Les articles L. 143-11 et suivants du Code du travail prévoient, en effet, un régime d'assurance mis en oeuvre par l'Association pour la gestion du régime d'assurance des créances des salariés (A.G.S.), financée par les cotisations des employeurs. Cette garantie concerne les créances de nature salariale visées par L. 143-11-1 du Code du travail, à savoir les créances nées antérieurement à l'ouverture de la procédure collective ainsi que les créances nées de la rupture du contrat de travail intervenue pendant la période d'observation ou postérieurement au prononcé du jugement de liquidation judiciaire.

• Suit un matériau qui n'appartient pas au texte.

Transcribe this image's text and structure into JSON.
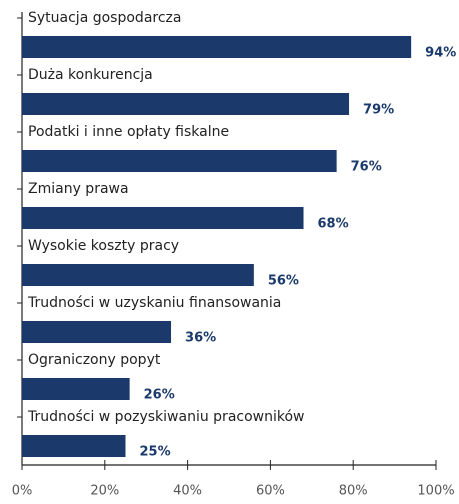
{
  "chart_data": {
    "type": "bar",
    "orientation": "horizontal",
    "categories": [
      "Sytuacja gospodarcza",
      "Duża konkurencja",
      "Podatki i inne opłaty fiskalne",
      "Zmiany prawa",
      "Wysokie koszty pracy",
      "Trudności w uzyskaniu finansowania",
      "Ograniczony popyt",
      "Trudności w pozyskiwaniu pracowników"
    ],
    "values": [
      94,
      79,
      76,
      68,
      56,
      36,
      26,
      25
    ],
    "value_labels": [
      "94%",
      "79%",
      "76%",
      "68%",
      "56%",
      "36%",
      "26%",
      "25%"
    ],
    "color": "#1b3a6b",
    "xlim": [
      0,
      100
    ],
    "xticks": [
      {
        "value": 0,
        "label": "0%"
      },
      {
        "value": 20,
        "label": "20%"
      },
      {
        "value": 40,
        "label": "40%"
      },
      {
        "value": 60,
        "label": "60%"
      },
      {
        "value": 80,
        "label": "80%"
      },
      {
        "value": 100,
        "label": "100%"
      }
    ]
  }
}
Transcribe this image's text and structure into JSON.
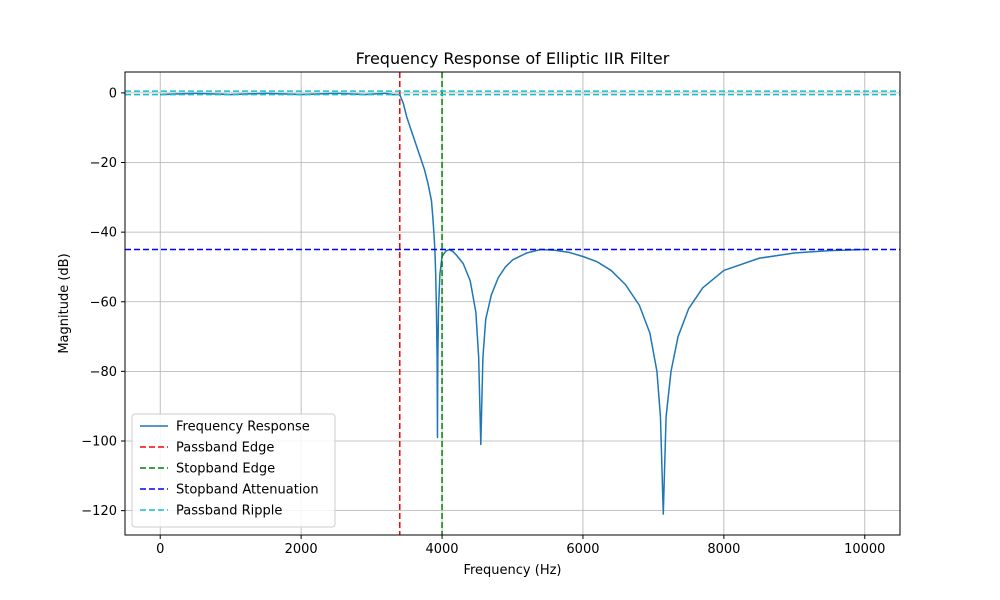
{
  "chart_data": {
    "type": "line",
    "title": "Frequency Response of Elliptic IIR Filter",
    "xlabel": "Frequency (Hz)",
    "ylabel": "Magnitude (dB)",
    "xlim": [
      -500,
      10500
    ],
    "ylim": [
      -127,
      6
    ],
    "xticks": [
      0,
      2000,
      4000,
      6000,
      8000,
      10000
    ],
    "xtick_labels": [
      "0",
      "2000",
      "4000",
      "6000",
      "8000",
      "10000"
    ],
    "yticks": [
      0,
      -20,
      -40,
      -60,
      -80,
      -100,
      -120
    ],
    "ytick_labels": [
      "0",
      "−20",
      "−40",
      "−60",
      "−80",
      "−100",
      "−120"
    ],
    "grid": true,
    "legend_position": "lower-left",
    "series": [
      {
        "name": "Frequency Response",
        "color": "#1f77b4",
        "style": "solid",
        "points": [
          [
            0,
            -0.5
          ],
          [
            500,
            -0.1
          ],
          [
            1000,
            -0.5
          ],
          [
            1500,
            -0.1
          ],
          [
            2000,
            -0.5
          ],
          [
            2500,
            -0.1
          ],
          [
            2900,
            -0.5
          ],
          [
            3200,
            -0.1
          ],
          [
            3300,
            -0.5
          ],
          [
            3400,
            -0.5
          ],
          [
            3450,
            -3
          ],
          [
            3500,
            -7
          ],
          [
            3550,
            -10
          ],
          [
            3600,
            -13
          ],
          [
            3650,
            -16
          ],
          [
            3700,
            -19
          ],
          [
            3750,
            -22
          ],
          [
            3800,
            -26
          ],
          [
            3850,
            -31
          ],
          [
            3870,
            -36
          ],
          [
            3890,
            -42
          ],
          [
            3900,
            -46
          ],
          [
            3910,
            -52
          ],
          [
            3920,
            -62
          ],
          [
            3930,
            -76
          ],
          [
            3935,
            -99
          ],
          [
            3940,
            -76
          ],
          [
            3950,
            -62
          ],
          [
            3970,
            -52
          ],
          [
            4000,
            -47
          ],
          [
            4050,
            -45.5
          ],
          [
            4100,
            -45
          ],
          [
            4150,
            -45.5
          ],
          [
            4200,
            -46.5
          ],
          [
            4300,
            -49
          ],
          [
            4400,
            -54
          ],
          [
            4480,
            -63
          ],
          [
            4520,
            -76
          ],
          [
            4550,
            -101
          ],
          [
            4580,
            -76
          ],
          [
            4620,
            -65
          ],
          [
            4700,
            -58
          ],
          [
            4800,
            -53
          ],
          [
            4900,
            -50
          ],
          [
            5000,
            -48
          ],
          [
            5200,
            -46
          ],
          [
            5400,
            -45
          ],
          [
            5600,
            -45.2
          ],
          [
            5800,
            -45.8
          ],
          [
            6000,
            -47
          ],
          [
            6200,
            -48.5
          ],
          [
            6400,
            -51
          ],
          [
            6600,
            -55
          ],
          [
            6800,
            -61
          ],
          [
            6950,
            -69
          ],
          [
            7050,
            -80
          ],
          [
            7100,
            -93
          ],
          [
            7140,
            -121
          ],
          [
            7180,
            -93
          ],
          [
            7250,
            -80
          ],
          [
            7350,
            -70
          ],
          [
            7500,
            -62
          ],
          [
            7700,
            -56
          ],
          [
            8000,
            -51
          ],
          [
            8500,
            -47.5
          ],
          [
            9000,
            -46
          ],
          [
            9500,
            -45.3
          ],
          [
            10000,
            -45
          ]
        ]
      },
      {
        "name": "Passband Edge",
        "color": "#ff0000",
        "style": "dashed",
        "orientation": "vertical",
        "value": 3400
      },
      {
        "name": "Stopband Edge",
        "color": "#008000",
        "style": "dashed",
        "orientation": "vertical",
        "value": 4000
      },
      {
        "name": "Stopband Attenuation",
        "color": "#0000ff",
        "style": "dashed",
        "orientation": "horizontal",
        "value": -45
      },
      {
        "name": "Passband Ripple",
        "color": "#17becf",
        "style": "dashed",
        "orientation": "horizontal",
        "value": [
          0.5,
          -0.5
        ]
      }
    ]
  }
}
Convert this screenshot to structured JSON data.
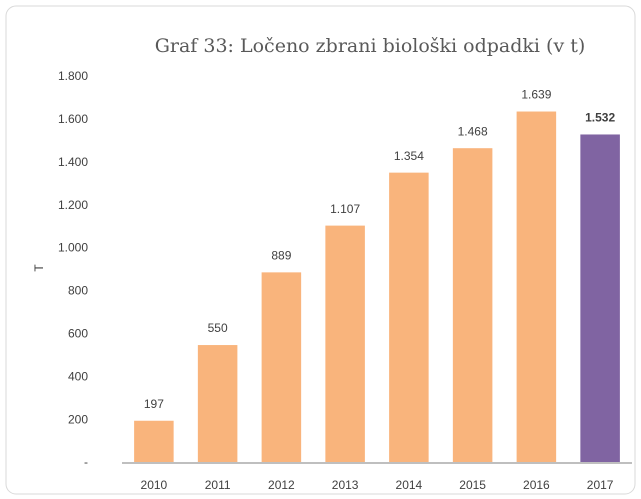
{
  "chart_data": {
    "type": "bar",
    "title": "Graf 33: Ločeno zbrani biološki odpadki (v t)",
    "ylabel": "T",
    "categories": [
      "2010",
      "2011",
      "2012",
      "2013",
      "2014",
      "2015",
      "2016",
      "2017"
    ],
    "values": [
      197,
      550,
      889,
      1107,
      1354,
      1468,
      1639,
      1532
    ],
    "value_labels": [
      "197",
      "550",
      "889",
      "1.107",
      "1.354",
      "1.468",
      "1.639",
      "1.532"
    ],
    "value_label_bold": [
      false,
      false,
      false,
      false,
      false,
      false,
      false,
      true
    ],
    "colors": [
      "#f9b47c",
      "#f9b47c",
      "#f9b47c",
      "#f9b47c",
      "#f9b47c",
      "#f9b47c",
      "#f9b47c",
      "#8064a2"
    ],
    "ylim": [
      0,
      1800
    ],
    "yticks": [
      {
        "value": 0,
        "label": "-"
      },
      200,
      400,
      600,
      800,
      {
        "value": 1000,
        "label": "1.000"
      },
      {
        "value": 1200,
        "label": "1.200"
      },
      {
        "value": 1400,
        "label": "1.400"
      },
      {
        "value": 1600,
        "label": "1.600"
      },
      {
        "value": 1800,
        "label": "1.800"
      }
    ],
    "grid": false
  }
}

Lorsqu'elle a été créée, le 27 décembre 1973, la garantie ne prévoyait aucun plafonnement. La loi n° 75-1251 du 27 décembre 1975 est venu modifier le Code du travail, pour instaurer une limite correspondant "à un ou des montants fixés par décret, en référence au plafond mensuel retenu pour le calcul des contributions du régime d'assurance chômage..." (article L. 143-11-8 du Code du travail), laquelle limite devait s'appliquer à "toutes créances du salarié confondues". Ces limites ont été fixées, par décret, à treize fois le plafond mensuel retenu pour le calcul des contributions au régime d'assurance chômage lorsque les créances résultent des dispositions législatives ou réglementaires ou de stipulations d'une convention collective et sont nées d'un contrat de travail dont la date de conclusion est antérieure de plus de six mois à la décision prononçant le redressement judiciaire (article D. 143-2 du Code du travail). Dans les autres cas la garantie est limitée à quatre fois le plafond ainsi défini.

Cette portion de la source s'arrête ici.